E conclui, sem descartar mais um filho: “Hoje eu tenho a Claudia Raia como foco, porque a maternidade foi a coisa mais impressionante que aconteceu na minha vida e vejo que dá tempo de pensar nisso de novo. Eu achava que era amorosa com as pessoas, mas o Vittorio (filho de Galisteu com Alexandre Iódice) desperta em mim um sentimento que eu nem sabia que tinha. Você descobre um amor novo e único dentro de você”, compartilha.
O abusivo e o tóxico
Ainda refletindo sobre amadurecimento e os momentos de virada, Adriane desabafa: “Me livrei de um relacionamento abusivo do mesmo jeito que parei de fumar. Chegou um dia em que eu decidi que aquilo não iria mais me controlar e procurei ajuda de um psiquiatra. Fumei durante 20 anos, pouca gente sabe, porque eu morria de vergonha, fumava escondida. Mentia pra mim e pra todos que eram 10 cigarros por dia – mas, na verdade, eu consumia dois maços por dia. Eu estava na Disney com Vittorio, e me via saindo das filas dos brinquedos, jogando fora o tempo que teria junto do meu filho, pra atravessar o parque até o fumódromo. Na metade do caminho de volta, eu já ficava com vontade de fumar outro.
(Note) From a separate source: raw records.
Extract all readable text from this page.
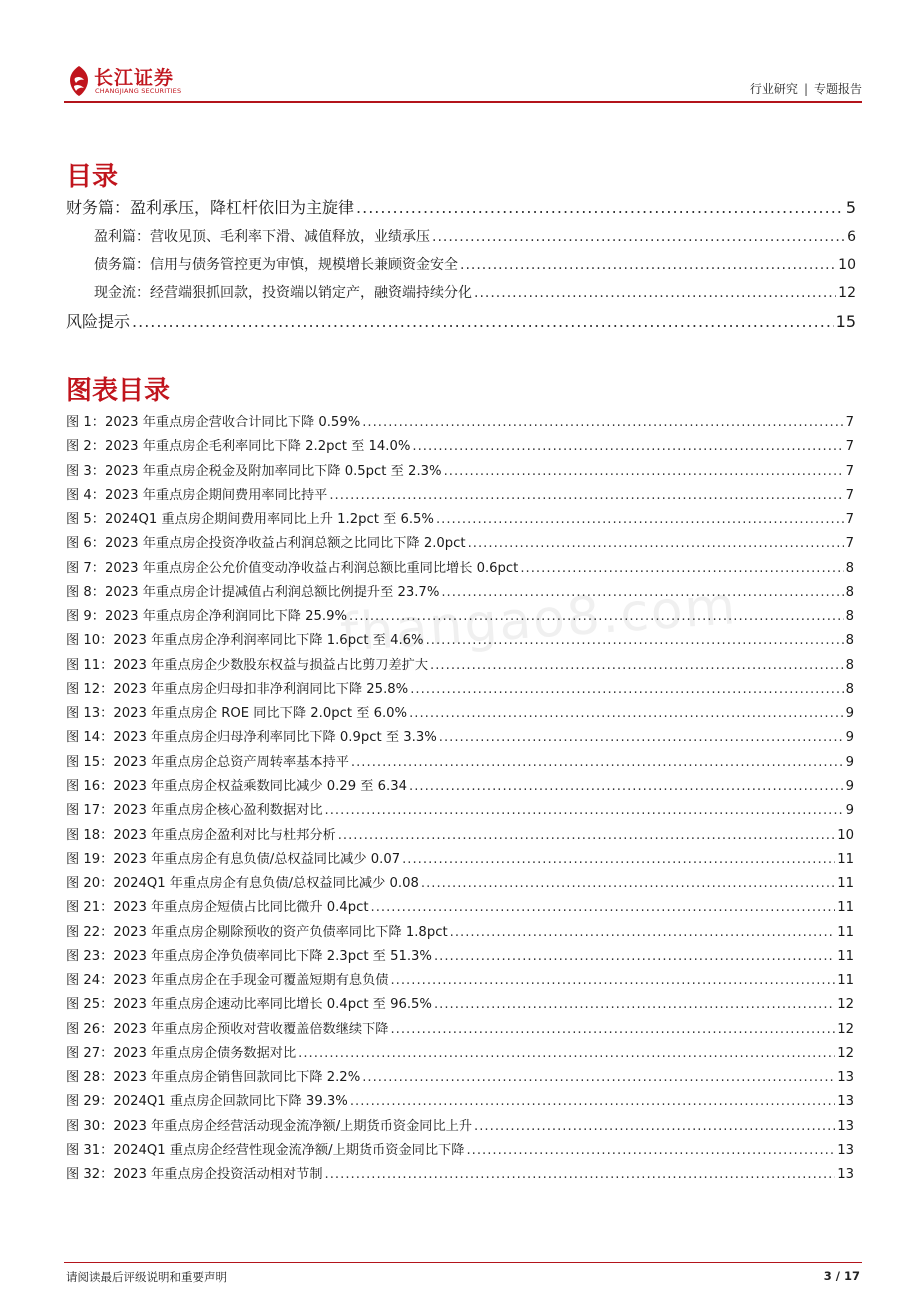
长江证券
CHANGJIANG SECURITIES	行业研究 | 专题报告
目录
财务篇：盈利承压，降杠杆依旧为主旋律 .....	5
盈利篇：营收见顶、毛利率下滑、减值释放，业绩承压 .....	6
债务篇：信用与债务管控更为审慎，规模增长兼顾资金安全 .....	10
现金流：经营端狠抓回款，投资端以销定产，融资端持续分化 .....	12
风险提示 .....	15
图表目录
图 1：2023 年重点房企营收合计同比下降 0.59% .....	7
图 2：2023 年重点房企毛利率同比下降 2.2pct 至 14.0% .....	7
图 3：2023 年重点房企税金及附加率同比下降 0.5pct 至 2.3% .....	7
图 4：2023 年重点房企期间费用率同比持平 .....	7
图 5：2024Q1 重点房企期间费用率同比上升 1.2pct 至 6.5% .....	7
图 6：2023 年重点房企投资净收益占利润总额之比同比下降 2.0pct .....	7
图 7：2023 年重点房企公允价值变动净收益占利润总额比重同比增长 0.6pct .....	8
图 8：2023 年重点房企计提减值占利润总额比例提升至 23.7% .....	8
图 9：2023 年重点房企净利润同比下降 25.9% .....	8
图 10：2023 年重点房企净利润率同比下降 1.6pct 至 4.6% .....	8
图 11：2023 年重点房企少数股东权益与损益占比剪刀差扩大 .....	8
图 12：2023 年重点房企归母扣非净利润同比下降 25.8% .....	8
图 13：2023 年重点房企 ROE 同比下降 2.0pct 至 6.0% .....	9
图 14：2023 年重点房企归母净利率同比下降 0.9pct 至 3.3% .....	9
图 15：2023 年重点房企总资产周转率基本持平 .....	9
图 16：2023 年重点房企权益乘数同比减少 0.29 至 6.34 .....	9
图 17：2023 年重点房企核心盈利数据对比 .....	9
图 18：2023 年重点房企盈利对比与杜邦分析 .....	10
图 19：2023 年重点房企有息负债/总权益同比减少 0.07 .....	11
图 20：2024Q1 年重点房企有息负债/总权益同比减少 0.08 .....	11
图 21：2023 年重点房企短债占比同比微升 0.4pct .....	11
图 22：2023 年重点房企剔除预收的资产负债率同比下降 1.8pct .....	11
图 23：2023 年重点房企净负债率同比下降 2.3pct 至 51.3% .....	11
图 24：2023 年重点房企在手现金可覆盖短期有息负债 .....	11
图 25：2023 年重点房企速动比率同比增长 0.4pct 至 96.5% .....	12
图 26：2023 年重点房企预收对营收覆盖倍数继续下降 .....	12
图 27：2023 年重点房企债务数据对比 .....	12
图 28：2023 年重点房企销售回款同比下降 2.2% .....	13
图 29：2024Q1 重点房企回款同比下降 39.3% .....	13
图 30：2023 年重点房企经营活动现金流净额/上期货币资金同比上升 .....	13
图 31：2024Q1 重点房企经营性现金流净额/上期货币资金同比下降 .....	13
图 32：2023 年重点房企投资活动相对节制 .....	13
fhangao8.com
请阅读最后评级说明和重要声明	3 / 17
Mentia que ia ao banheiro e ouvia meu filho dizer: mãe, eu sei que você tá indo fumar. Ali eu entendi que havia perdido o controle, que não tinha limites. Parei. Isso tem nove anos”.
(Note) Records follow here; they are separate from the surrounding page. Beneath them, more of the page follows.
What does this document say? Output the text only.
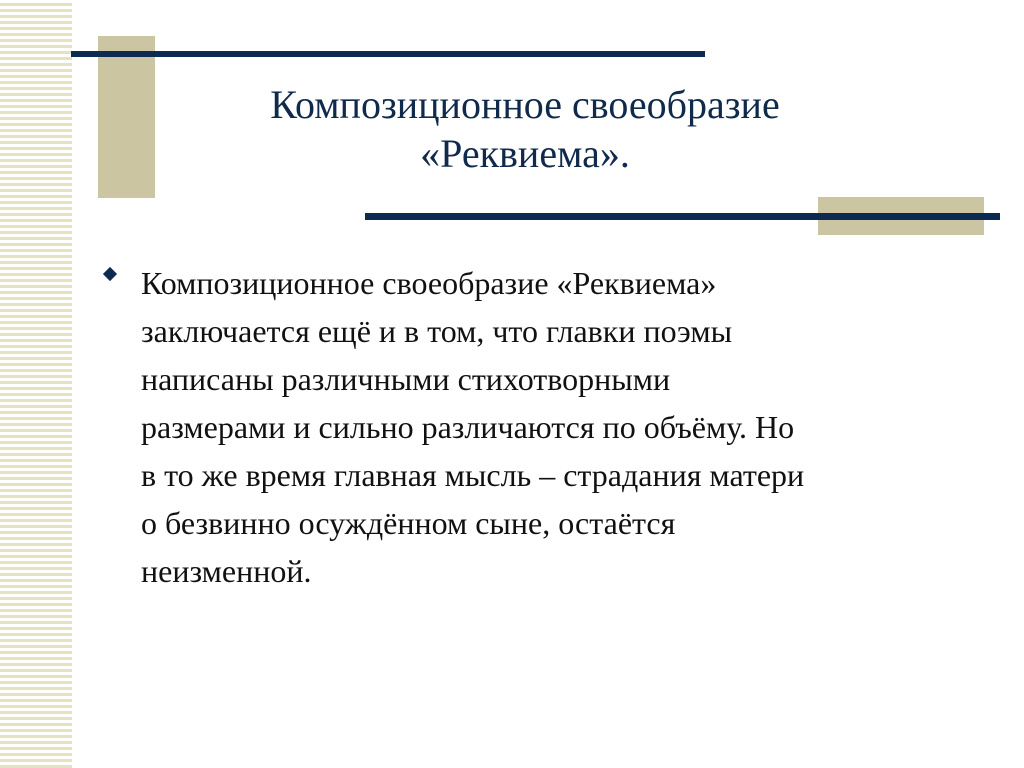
Композиционное своеобразие
«Реквиема».
Композиционное своеобразие «Реквиема»
заключается ещё и в том, что главки поэмы
написаны различными стихотворными
размерами и сильно различаются по объёму. Но
в то же время главная мысль – страдания матери
о безвинно осуждённом сыне, остаётся
неизменной.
Após sete anos de terapia, ela diz: “Só descobri que vivi um relacionamento abusivo depois que obtive informações sobre o assunto. Não fui agredida fisicamente, mas ele me jogava pra baixo, manipulava meu psicológico profundamente. Me sentia como uma marionete. A psicoterapia me salvou, fui abrindo minhas caixinhas aos poucos. Quando entendi quais eram os gatilhos e botões que as pessoas não devem apertar em mim, me libertei”.
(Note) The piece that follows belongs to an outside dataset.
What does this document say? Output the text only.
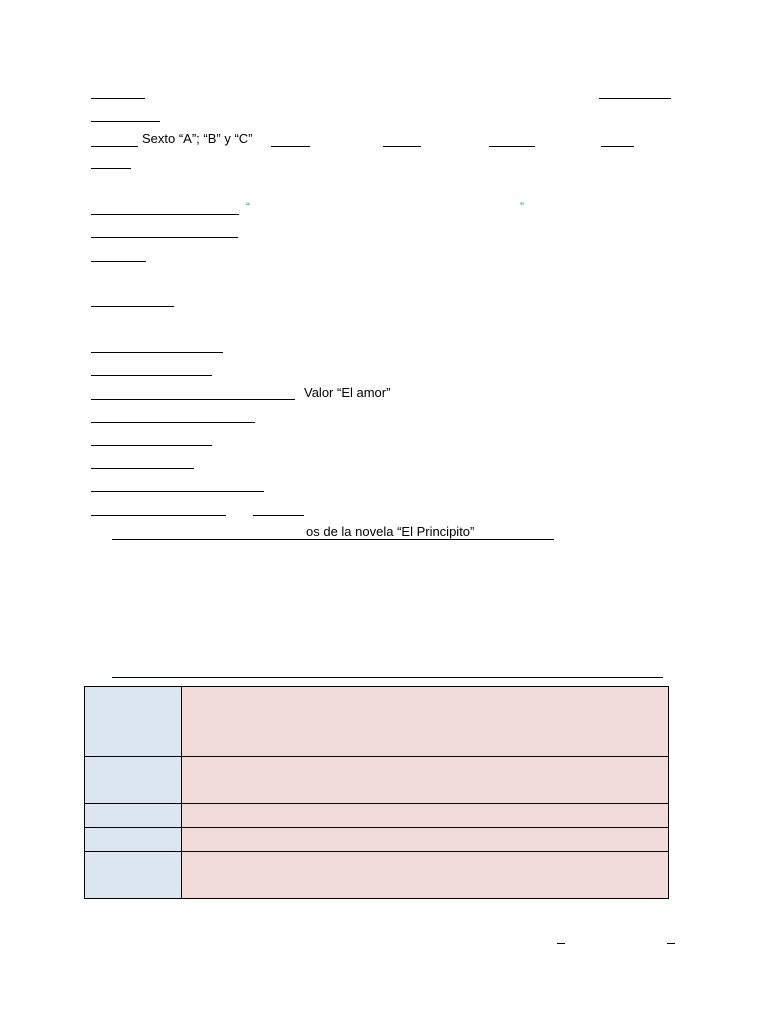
Sexto “A”; “B” y “C”
“	”
Valor “El amor”
os de la novela “El Principito”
Acho movimentos libertários como o body positivity fundamentais, embora eu siga em guerra, por exemplo, com meus cabelos brancos – Adriane Galisteu
A versão atriz
Com trabalhos na TV, no cinema e no teatro atuando, ela recorda que quase não insistiu neste caminho após integrar o elenco de ‘Xica da Silva’ da extinta Manchete, sua primeira novela. “Peguei o diretor Walter Avancini (1935-2001) em uma fase difícil, em que ele gritava com todo mundo. Sofri pra caramba! Era um sucesso estrondoso e eles ficavam alongando a trama. Gente, eu morri três vezes na novela – e ressuscitei as três. Voltei bruxa, fantasma, voltei sem orelha! Minha personagem reaparecia detonada, sempre mais sofrida, ficou até muda. Olha, foi um caos. Ali eu prometi pra mim que não faria mais novelas – não é pra mim”. Mas ela voltou e numa experiência feliz em 2018 em ‘O Tempo Não Para’, na Globo.
“Quando a Bibi Ferreira (1922-2019) me convidou para substituir a Lucélia Santos em ‘Deus lhe Pague’ no teatro, como eu tinha essa referência da novela, declinei. Bibi insistiu, pediu que eu fizesse testes, prometeu me ensaiar quatro meses e me colocar em cartaz. E foi genial, um trabalho incrível, um grande sucesso. Uma virada. Depois disso, fiz outros 12 espetáculos”.
Hoje eu tenho a Claudia Raia como foco, porque a maternidade foi a coisa mais impressionante que aconteceu na minha vida e vejo que dá tempo de pensar nisso de novo – Adriane Galisteu
A construção do caminho até aqui
Completando 40 anos de uma trajetória profissional que começou como cantora de grupo musical infanto-juvenil, passando pela versão modelo, a atriz, chegando à apresentadora, que vem se mantendo em ascensão nos últimos anos, Galisteu pontua o start do caminho que a trouxe até aqui, com um triste plot twist que foi a morte de Ayrton Senna. “Quando comecei a namorar o Ayrton, eu já pagava minhas próprias contas. Minha vida era pequenininha, mas eu me bancava. A morte dele foi uma das experiências mais traumáticas da minha vida. No ano de 1994, só sobrevivi, porque fui acolhida pelo Antonio Carlos de Almeida Braga – empresário e amigo de Senna. Eu e minha mãe fomos morar de favor na casa dele”, recorda.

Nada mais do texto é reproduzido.